Nos encontrábamos tomando los postres en la terraza del restaurante y …

6 junio, 2011 a las 7:50 pm
Hola a todos, sois geniales … pero la verdad es que a quien hay que dar las gracias es a vosotros por venir. Creo que lo pasamos bien y espero que el proximo año no falte nadie.
8 junio, 2011 a las 6:18 pm
Me gusta dejar pasar un tiempo de reposo entre la sensación vivida y la impresión causada; a esto hay quien lo llama pereza o “a ver si se me ocurre algo”. Bien, pues una vez superada la pereza , y sin estar seguro de poder ser ocurrente y no recurrente, diré lo siguiente sin que sirva de precedente.

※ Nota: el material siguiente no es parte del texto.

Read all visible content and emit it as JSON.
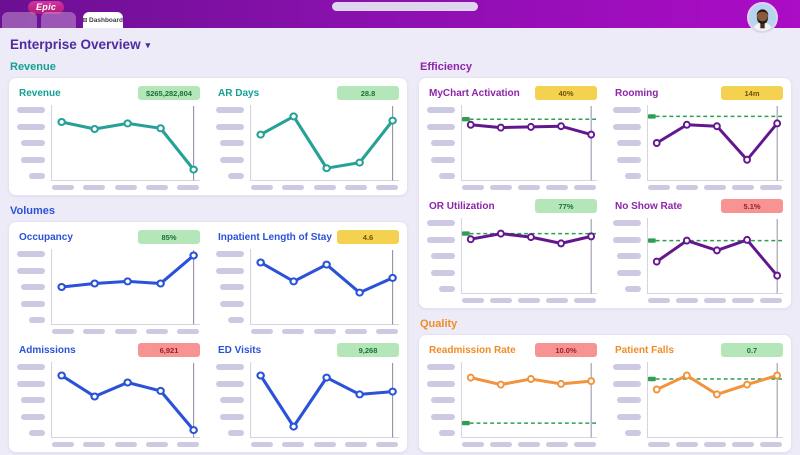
{
  "topbar": {
    "logo_text": "Epic",
    "active_tab": {
      "label": "Dashboard"
    }
  },
  "page": {
    "title": "Enterprise Overview",
    "caret": "▾"
  },
  "badge_colors": {
    "green": {
      "bg": "#b5e6ba",
      "text": "#1a713a"
    },
    "yellow": {
      "bg": "#f4d14f",
      "text": "#6e5408"
    },
    "red": {
      "bg": "#f79393",
      "text": "#9c1f2e"
    }
  },
  "target_line_color": "#2e9e51",
  "sections": [
    {
      "id": "revenue",
      "label": "Revenue",
      "column": "left",
      "accent": "#12a192",
      "line": "#26a195",
      "charts": [
        {
          "title": "Revenue",
          "badge": "$265,282,804",
          "badge_type": "green",
          "points": [
            0.8,
            0.7,
            0.78,
            0.71,
            0.12
          ]
        },
        {
          "title": "AR Days",
          "badge": "28.8",
          "badge_type": "green",
          "points": [
            0.62,
            0.88,
            0.14,
            0.22,
            0.82
          ]
        }
      ]
    },
    {
      "id": "volumes",
      "label": "Volumes",
      "column": "left",
      "accent": "#2a52d8",
      "line": "#2a52d8",
      "charts": [
        {
          "title": "Occupancy",
          "badge": "85%",
          "badge_type": "green",
          "points": [
            0.5,
            0.55,
            0.58,
            0.55,
            0.95
          ]
        },
        {
          "title": "Inpatient Length of Stay",
          "badge": "4.6",
          "badge_type": "yellow",
          "points": [
            0.85,
            0.58,
            0.82,
            0.42,
            0.63
          ]
        },
        {
          "title": "Admissions",
          "badge": "6,921",
          "badge_type": "red",
          "points": [
            0.85,
            0.55,
            0.75,
            0.63,
            0.07
          ]
        },
        {
          "title": "ED Visits",
          "badge": "9,268",
          "badge_type": "green",
          "points": [
            0.85,
            0.12,
            0.82,
            0.58,
            0.62
          ]
        }
      ]
    },
    {
      "id": "efficiency",
      "label": "Efficiency",
      "column": "right",
      "accent": "#8e24aa",
      "line": "#63178f",
      "charts": [
        {
          "title": "MyChart Activation",
          "badge": "40%",
          "badge_type": "yellow",
          "points": [
            0.76,
            0.72,
            0.73,
            0.74,
            0.62
          ],
          "target": 0.84
        },
        {
          "title": "Rooming",
          "badge": "14m",
          "badge_type": "yellow",
          "points": [
            0.5,
            0.76,
            0.74,
            0.26,
            0.78
          ],
          "target": 0.88
        },
        {
          "title": "OR Utilization",
          "badge": "77%",
          "badge_type": "green",
          "points": [
            0.74,
            0.82,
            0.77,
            0.68,
            0.78
          ],
          "target": 0.82
        },
        {
          "title": "No Show Rate",
          "badge": "5.1%",
          "badge_type": "red",
          "points": [
            0.42,
            0.72,
            0.58,
            0.73,
            0.22
          ],
          "target": 0.72
        }
      ]
    },
    {
      "id": "quality",
      "label": "Quality",
      "column": "right",
      "accent": "#f08c28",
      "line": "#f2933d",
      "charts": [
        {
          "title": "Readmission Rate",
          "badge": "10.0%",
          "badge_type": "red",
          "points": [
            0.82,
            0.72,
            0.8,
            0.73,
            0.77
          ],
          "target": 0.17
        },
        {
          "title": "Patient Falls",
          "badge": "0.7",
          "badge_type": "green",
          "points": [
            0.65,
            0.85,
            0.58,
            0.72,
            0.85
          ],
          "target": 0.8
        }
      ]
    }
  ]
}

Es cierto que hay situaciones que no se pueden rescatar ocasionalmente -aunque sea una vez al año- por mucho que algunos nos empeñemos en lo contrario, ya que la vida y sus circunstancias imponen sus reglas y compromisos; que para eso están, para cumplirlos.
Cierto es también que el fervor no es el mismo que la primera vez. Obviaré los ejemplos del amor, el beso o el primer viaje en avión, trabajo o puesta de sol en las Seychelles.
Pero el matiz, el detalle que haca de cada momento algo diferente y único, compensa a veces la eufórica explosión de lo primera vez.
Vale nos hubiera gustado ser más, pero no lo hemos podido pasar mejor. Bueno, preciso. Hubo momntos mejorables, como cuando Golvi y yo cogimos la guitarra,. Losa nos enseño a fumar en esa pipa árabe de agua y aromas que no sé nombrar,el olvido del licor de fuego, que tuvo su parte positiva, pues propició que Jesús entablara amistoses relaciones con unas jovenes despedidoras de soltera, en fin y alguna cosa de poca importancia..
Pero, la deliciosa visita a las bodegas Delgado, el momento del aperitivo; la comida en Socuéllamos, el café y los postres en laterraza; el esplendor de las lagunas de Ruidera y la cama redonda en la casa rural.” El descanso del andante” no tiene precio. A todos un gran abrazo.